Dopo avere portato alla luce preziosissime statue a Karnak e nella Valle dei re (tra cui un’imponente statua di Amenofi III e il sarcofago di Ramses III, venduto a re Luigi XVIII e oggi esposto al Louvre), Belzoni riuscì dove molti avevano fallito, battendo sul tempo Drovetti che voleva impiegare dell’esplosivo per aprirsi un varco: fu lui infatti a individuare l’accesso alla piramide di Chefren, a Giza, all’interno della quale, come era solito fare, appose la sua vistosa firma (anche se ben presto fu chiaro che la piramide era stata violata seicento anni prima dagli arabi). Ma la sua scoperta di maggiore rilievo fu senz’altro il ritrovamento, nella Valle dei re, della meravigliosa tomba del faraone Seti I (padre di Ramses II), interamente decorata con pitture e bassorilievi in un tripudio di colori, e ancora oggi contrassegnata come tomba Belzoni.

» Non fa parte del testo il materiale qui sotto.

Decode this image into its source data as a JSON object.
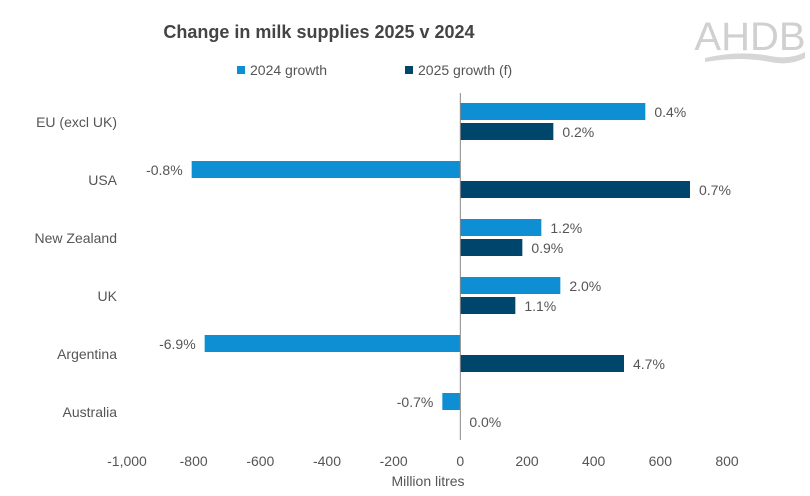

Sembra incredibile ma tutto questo non bastò a fare di lui un uomo ricco. Avendo dovuto spesso sostenere personalmente le spese delle sue spedizioni (e forse non essendo tagliato per gli affari), dalla vendita dei numerosi reperti da lui condotti in Europa e dal successo del suo libro Belzoni ricavò appena di che estinguere i debiti accumulati negli anni. Deluso e scontento, anche perché snobbato dal mondo accademico che lo giudicava niente più che un dilettante e un avventuriero, nel 1823, dopo avere soggiornato a Padova (che lo accolse come un eroe), decise di imbarcarsi in una impresa folle ma che, a suo giudizio, lo avrebbe consegnato alla leggenda: sarebbe partito alla volta della leggendaria Timbuctù, la città dai tetti d’oro, nel Mali, e alla ricerca delle sorgenti del fiume Niger, nonostante la contrarietà della moglie (dal Benin e dal Mali, si diceva, nessun esploratore era mai tornato). E difatti il fato era in agguato: poco dopo essere sbarcato in Africa, nel golfo di Benin, e avere raggiunto il porto fluviale di Gwato, Belzoni fu assalito da una febbre violenta e, dopo avere tentato di curarsi con oppio e olio di ricino, morì di dissenteria. Non prima di avere sorbito una tazza di tè e avere scritto la sua ultima lettera indirizzata alla moglie (che per la prima volta aveva rifiutato di portare con sé nonostante le insistenze della donna). Era il 3 dicembre 1823. Fu sepolto ai piedi di un grosso albero, in una fossa profonda tre metri, sotto una lapide di pietra. Oggi della lapide non vi è traccia. E nemmeno l’albero si sa più quale sia.